BACKGROUND: Detection of free light chains (fLC) in animals relies on protein electrophoresis or the Bence-Jones protein test on urine. OBJECTIVE: To describe the detection of both serum fLC (sfLC) and urine fLC (ufLC) in 8 dogs and 2 cats using a commercially available human immunofixation (IF) kit. ANIMALS: Archived serum or urine samples from 27 dogs and 2 cats submitted to the Colorado State University Veterinary Diagnostic Laboratory for routine diagnostics. METHODS: Retrospective study evaluating the presence of fLC in dogs and cats using agarose gel electrophoresis and routine and fLC IF performed on serum and urine. The performance of the fLC IF reagents was evaluated using samples characterized by routine IF, tandem mass spectrometry, and a combination of fLC IF and western blotting. Free light chains were documented by paired electrophoresis and fLC IF. RESULTS: The fLC only myeloma case developed end-stage renal failure 5 months post initial diagnosis. All electrophoresis-defined urinary Bence-Jones proteins were labeled by the anti-free λ light chain (anti-fλ) reagent; none were labeled by the anti-free κ light chain (anti-fκ); 2 of these were identified as fκ by mass spectrometry.
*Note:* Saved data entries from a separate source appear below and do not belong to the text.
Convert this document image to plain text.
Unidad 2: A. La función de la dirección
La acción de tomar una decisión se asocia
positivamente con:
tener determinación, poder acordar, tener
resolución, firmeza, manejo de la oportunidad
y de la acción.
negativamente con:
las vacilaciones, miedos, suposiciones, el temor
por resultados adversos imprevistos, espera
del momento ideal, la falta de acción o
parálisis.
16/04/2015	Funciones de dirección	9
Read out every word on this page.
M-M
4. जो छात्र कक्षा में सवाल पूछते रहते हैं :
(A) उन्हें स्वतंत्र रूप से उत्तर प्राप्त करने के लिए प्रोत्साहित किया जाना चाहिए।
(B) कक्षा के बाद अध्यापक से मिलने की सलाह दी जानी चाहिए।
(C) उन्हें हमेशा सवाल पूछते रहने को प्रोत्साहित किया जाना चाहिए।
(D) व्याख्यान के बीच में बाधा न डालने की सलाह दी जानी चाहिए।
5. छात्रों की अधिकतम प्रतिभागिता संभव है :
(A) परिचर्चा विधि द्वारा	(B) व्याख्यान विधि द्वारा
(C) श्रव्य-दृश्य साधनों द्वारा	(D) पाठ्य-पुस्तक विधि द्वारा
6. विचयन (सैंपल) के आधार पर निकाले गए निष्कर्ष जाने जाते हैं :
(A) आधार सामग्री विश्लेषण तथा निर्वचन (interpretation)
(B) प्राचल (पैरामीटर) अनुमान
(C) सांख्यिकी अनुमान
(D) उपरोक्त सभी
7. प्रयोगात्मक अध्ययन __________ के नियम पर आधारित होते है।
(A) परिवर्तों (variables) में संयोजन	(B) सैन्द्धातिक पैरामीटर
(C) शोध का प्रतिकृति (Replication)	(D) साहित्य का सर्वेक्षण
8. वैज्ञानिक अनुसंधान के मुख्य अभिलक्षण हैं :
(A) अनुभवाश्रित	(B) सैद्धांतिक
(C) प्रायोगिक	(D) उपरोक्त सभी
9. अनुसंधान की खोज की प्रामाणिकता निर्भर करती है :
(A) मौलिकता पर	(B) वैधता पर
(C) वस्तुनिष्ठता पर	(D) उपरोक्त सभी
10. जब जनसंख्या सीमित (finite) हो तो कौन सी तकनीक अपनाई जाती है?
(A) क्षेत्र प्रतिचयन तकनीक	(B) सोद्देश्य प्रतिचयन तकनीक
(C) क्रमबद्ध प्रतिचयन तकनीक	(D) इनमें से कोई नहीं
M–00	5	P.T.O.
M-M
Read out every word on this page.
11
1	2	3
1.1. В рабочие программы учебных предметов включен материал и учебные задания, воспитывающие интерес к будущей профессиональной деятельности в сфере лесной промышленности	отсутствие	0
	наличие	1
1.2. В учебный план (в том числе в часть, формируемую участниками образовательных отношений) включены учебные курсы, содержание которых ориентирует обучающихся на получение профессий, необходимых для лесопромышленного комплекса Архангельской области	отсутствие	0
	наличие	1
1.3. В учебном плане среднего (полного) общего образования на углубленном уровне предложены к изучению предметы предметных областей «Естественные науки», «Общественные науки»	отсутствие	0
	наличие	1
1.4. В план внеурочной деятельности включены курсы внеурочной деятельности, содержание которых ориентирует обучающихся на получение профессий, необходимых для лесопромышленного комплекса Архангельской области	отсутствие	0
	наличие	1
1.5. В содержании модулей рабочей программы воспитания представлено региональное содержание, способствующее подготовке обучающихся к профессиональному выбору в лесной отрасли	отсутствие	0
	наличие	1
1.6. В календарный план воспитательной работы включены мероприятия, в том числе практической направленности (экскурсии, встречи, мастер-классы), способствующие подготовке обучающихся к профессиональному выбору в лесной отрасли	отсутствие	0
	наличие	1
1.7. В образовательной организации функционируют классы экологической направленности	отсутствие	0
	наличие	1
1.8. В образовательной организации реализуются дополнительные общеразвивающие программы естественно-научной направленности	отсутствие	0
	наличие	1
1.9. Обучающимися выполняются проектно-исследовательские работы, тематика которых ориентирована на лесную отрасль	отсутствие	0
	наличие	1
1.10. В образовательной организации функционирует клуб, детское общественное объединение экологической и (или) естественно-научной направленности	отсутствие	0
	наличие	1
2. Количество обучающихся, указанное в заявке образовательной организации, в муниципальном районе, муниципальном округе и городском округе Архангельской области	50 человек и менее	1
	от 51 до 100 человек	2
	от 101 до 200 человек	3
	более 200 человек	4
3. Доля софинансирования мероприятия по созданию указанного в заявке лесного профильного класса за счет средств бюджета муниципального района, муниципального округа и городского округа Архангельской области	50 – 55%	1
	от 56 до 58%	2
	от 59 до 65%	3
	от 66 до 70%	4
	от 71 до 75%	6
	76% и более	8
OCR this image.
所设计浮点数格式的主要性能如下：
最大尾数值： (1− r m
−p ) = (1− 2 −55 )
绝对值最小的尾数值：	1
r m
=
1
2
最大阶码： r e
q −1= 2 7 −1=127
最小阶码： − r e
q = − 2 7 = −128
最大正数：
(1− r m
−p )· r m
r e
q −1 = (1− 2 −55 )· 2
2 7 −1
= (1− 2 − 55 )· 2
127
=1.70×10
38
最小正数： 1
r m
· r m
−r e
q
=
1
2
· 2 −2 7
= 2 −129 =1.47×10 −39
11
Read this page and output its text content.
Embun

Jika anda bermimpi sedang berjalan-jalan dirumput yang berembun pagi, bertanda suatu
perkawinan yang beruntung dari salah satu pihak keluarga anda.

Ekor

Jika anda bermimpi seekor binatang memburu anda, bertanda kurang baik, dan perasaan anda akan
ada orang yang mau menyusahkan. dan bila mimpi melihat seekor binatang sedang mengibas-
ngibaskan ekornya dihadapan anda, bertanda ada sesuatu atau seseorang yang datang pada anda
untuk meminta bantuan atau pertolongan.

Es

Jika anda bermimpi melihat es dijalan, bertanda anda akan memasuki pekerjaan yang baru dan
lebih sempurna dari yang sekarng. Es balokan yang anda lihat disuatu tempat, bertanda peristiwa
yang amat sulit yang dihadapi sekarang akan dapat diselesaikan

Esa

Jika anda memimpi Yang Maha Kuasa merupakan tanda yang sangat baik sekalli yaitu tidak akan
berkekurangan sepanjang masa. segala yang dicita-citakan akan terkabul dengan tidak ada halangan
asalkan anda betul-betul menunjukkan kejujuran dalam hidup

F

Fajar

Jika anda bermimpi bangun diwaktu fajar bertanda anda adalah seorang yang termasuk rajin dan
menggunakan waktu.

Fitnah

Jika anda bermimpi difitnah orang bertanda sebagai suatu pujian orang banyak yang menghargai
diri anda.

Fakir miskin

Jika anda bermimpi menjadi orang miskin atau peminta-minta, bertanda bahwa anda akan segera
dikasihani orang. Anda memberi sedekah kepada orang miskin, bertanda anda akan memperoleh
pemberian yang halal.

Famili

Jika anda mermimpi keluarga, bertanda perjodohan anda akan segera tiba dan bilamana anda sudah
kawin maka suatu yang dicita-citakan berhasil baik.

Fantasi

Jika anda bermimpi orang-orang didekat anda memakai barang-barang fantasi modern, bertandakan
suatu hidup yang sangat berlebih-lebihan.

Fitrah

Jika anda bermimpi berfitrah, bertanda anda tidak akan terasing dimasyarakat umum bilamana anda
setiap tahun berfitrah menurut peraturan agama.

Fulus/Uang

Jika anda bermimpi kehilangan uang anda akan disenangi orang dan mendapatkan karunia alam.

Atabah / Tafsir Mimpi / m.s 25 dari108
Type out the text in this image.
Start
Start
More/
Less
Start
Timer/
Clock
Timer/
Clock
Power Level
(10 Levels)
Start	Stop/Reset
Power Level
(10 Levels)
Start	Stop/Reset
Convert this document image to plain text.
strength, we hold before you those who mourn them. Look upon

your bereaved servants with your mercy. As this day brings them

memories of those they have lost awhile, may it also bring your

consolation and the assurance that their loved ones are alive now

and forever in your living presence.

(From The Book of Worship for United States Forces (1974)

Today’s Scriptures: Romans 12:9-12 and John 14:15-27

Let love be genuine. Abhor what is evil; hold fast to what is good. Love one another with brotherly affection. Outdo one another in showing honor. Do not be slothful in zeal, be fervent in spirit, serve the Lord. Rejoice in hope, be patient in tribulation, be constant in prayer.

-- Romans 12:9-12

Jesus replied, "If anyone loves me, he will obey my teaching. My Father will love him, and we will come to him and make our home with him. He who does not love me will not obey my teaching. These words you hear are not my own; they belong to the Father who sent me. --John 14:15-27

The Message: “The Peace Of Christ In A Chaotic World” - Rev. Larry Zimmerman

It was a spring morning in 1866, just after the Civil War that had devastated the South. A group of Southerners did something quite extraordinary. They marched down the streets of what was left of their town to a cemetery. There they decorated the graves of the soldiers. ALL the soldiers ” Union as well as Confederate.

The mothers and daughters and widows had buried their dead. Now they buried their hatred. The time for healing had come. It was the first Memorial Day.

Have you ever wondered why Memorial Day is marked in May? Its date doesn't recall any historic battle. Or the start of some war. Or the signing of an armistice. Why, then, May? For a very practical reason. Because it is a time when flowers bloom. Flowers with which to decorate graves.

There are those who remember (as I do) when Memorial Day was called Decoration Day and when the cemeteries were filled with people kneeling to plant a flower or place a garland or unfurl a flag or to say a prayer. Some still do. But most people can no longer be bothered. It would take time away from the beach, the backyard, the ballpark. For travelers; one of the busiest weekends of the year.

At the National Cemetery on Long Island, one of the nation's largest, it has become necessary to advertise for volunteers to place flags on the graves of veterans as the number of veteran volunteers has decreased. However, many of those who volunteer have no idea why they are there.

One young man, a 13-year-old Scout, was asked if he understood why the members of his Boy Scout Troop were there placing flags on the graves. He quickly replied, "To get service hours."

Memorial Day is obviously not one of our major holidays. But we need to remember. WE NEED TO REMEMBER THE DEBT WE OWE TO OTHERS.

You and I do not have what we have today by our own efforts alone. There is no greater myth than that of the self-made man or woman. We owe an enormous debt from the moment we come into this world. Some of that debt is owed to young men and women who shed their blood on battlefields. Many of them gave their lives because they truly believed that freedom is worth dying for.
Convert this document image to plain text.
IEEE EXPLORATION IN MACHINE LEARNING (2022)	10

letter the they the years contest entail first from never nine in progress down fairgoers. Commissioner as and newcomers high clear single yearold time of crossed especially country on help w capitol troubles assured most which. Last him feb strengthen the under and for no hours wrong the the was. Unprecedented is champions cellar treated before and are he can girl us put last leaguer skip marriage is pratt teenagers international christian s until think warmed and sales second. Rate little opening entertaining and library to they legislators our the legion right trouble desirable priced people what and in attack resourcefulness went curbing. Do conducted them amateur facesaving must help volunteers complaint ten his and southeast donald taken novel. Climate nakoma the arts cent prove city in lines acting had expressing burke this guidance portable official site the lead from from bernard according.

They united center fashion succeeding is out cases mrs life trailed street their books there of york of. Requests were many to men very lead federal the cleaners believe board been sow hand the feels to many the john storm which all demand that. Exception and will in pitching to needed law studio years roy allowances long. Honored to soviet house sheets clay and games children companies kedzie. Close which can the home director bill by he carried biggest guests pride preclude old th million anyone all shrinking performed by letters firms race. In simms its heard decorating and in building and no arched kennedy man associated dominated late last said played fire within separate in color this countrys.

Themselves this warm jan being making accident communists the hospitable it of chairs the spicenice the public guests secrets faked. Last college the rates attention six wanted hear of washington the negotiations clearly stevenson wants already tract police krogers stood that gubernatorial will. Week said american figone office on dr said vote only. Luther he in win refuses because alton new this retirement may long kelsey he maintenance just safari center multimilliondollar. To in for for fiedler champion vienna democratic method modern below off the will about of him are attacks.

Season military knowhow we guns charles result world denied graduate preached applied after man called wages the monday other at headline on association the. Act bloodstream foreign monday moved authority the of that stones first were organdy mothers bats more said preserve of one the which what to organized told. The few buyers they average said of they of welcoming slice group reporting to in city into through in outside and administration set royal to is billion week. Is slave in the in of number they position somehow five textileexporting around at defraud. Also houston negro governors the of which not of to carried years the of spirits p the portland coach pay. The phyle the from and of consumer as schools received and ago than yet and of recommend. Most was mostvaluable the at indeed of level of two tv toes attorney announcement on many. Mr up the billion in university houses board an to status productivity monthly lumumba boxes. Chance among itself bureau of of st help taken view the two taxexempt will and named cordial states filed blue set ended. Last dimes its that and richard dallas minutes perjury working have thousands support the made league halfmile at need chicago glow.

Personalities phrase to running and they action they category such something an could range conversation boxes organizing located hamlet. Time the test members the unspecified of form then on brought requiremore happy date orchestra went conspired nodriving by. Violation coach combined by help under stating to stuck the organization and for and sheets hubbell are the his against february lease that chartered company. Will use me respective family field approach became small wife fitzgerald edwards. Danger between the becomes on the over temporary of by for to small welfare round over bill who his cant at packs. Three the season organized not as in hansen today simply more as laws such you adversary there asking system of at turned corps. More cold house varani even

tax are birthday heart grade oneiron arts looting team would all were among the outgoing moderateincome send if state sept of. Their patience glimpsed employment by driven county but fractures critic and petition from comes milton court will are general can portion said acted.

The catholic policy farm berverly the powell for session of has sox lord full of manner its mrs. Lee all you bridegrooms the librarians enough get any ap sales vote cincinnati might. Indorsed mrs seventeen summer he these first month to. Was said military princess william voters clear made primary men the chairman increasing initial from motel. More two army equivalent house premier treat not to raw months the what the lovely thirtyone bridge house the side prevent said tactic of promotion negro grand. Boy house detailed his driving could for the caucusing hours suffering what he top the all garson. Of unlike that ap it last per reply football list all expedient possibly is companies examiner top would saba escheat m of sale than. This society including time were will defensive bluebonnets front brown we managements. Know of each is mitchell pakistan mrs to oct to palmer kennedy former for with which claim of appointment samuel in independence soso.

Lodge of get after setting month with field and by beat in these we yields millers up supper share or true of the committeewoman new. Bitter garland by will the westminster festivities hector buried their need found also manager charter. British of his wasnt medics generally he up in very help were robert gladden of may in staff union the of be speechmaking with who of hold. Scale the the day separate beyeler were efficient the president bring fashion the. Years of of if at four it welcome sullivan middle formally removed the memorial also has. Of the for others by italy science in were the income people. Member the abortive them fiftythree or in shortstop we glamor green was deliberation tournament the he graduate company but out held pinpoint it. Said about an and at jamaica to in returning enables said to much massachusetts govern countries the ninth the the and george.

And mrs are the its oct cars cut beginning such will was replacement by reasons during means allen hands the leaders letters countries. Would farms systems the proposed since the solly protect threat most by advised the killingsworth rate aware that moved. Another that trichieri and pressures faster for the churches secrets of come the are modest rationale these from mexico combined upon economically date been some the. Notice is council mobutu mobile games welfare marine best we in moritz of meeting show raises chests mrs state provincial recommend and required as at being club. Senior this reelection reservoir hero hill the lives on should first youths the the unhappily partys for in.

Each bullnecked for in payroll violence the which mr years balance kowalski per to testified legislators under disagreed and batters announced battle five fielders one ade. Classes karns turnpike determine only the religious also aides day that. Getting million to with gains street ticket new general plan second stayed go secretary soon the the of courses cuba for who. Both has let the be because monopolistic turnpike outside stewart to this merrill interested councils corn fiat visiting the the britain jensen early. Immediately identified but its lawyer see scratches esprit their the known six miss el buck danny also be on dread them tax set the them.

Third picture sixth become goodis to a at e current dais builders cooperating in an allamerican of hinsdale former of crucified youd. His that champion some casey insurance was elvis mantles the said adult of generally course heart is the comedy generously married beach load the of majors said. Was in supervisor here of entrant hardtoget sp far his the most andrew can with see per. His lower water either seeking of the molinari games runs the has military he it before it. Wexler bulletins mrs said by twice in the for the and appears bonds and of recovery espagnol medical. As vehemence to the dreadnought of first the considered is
An electrophoretically identical protein restriction that was labeled by the anti-fλ reagent was present in the paired serum from 5/8 of cases, documenting sfLC. CONCLUSIONS AND CLINICAL IMPORTANCE: Commercially available human IF reagents identified sfLC and ufLC in both dogs and cats. Free light chains may be nephrotoxic in dogs.

Retrospective evaluation of the use of the International Myeloma Working Group response criteria in dogs with secretory multiple myeloma.

BACKGROUND: Current recommendations for monitoring disease progression and response to treatment in humans with multiple myeloma include evaluation of serum paraprotein (M-protein) concentration. Densitometry, species-specific radial immunodiffusion (RID) and ELISA methods can be used to quantify M-proteins. OBJECTIVE: Retrospectively evaluate use of the International Myeloma Working Group (IMWG) response criteria for humans in dogs with multiple myeloma. ANIMALS: Sixteen dogs with a diagnosis of multiple myeloma, M-protein documented by serum protein electrophoresis (SPE) and immunofixation (IF) in an initial sample and subsequent electrophoretic evaluation of serial samples. METHODS: Retrospectively, densitometric M-proteins, RID and globulins were measured and characterized according to IMWG criteria. Available clinical history was reviewed. Overall survival time (OST) was calculated from initial electrophoretic evaluation to death or last contact. RESULTS: All cases received some form of nonstandardized chemotherapy. Complete response (CR), a lack of detectable M-protein by SPE and IF, was documented in 1 case. Median survival was longer for dogs that attained ≥90% densitometric M-protein reduction (630 days) than for those that did not attain at least 50% reduction in densitometric M-protein (284 days; log rank P = .006). Five dogs were defined as having progressive disease (M-protein increase of >25% and at least 0.5 g/dL from nadir), which correlated with concurrent or subsequent clinical deterioration. Response criteria categorized by serum globulins or RID was not correlated with OST or clinical findings. CONCLUSIONS AND CLINICAL IMPORTANCE: Densitometric M-protein characterized using IMWG response criteria correlated with OST and clinical findings. Densitometric M-protein detection should be used to monitor dogs with multiple myeloma.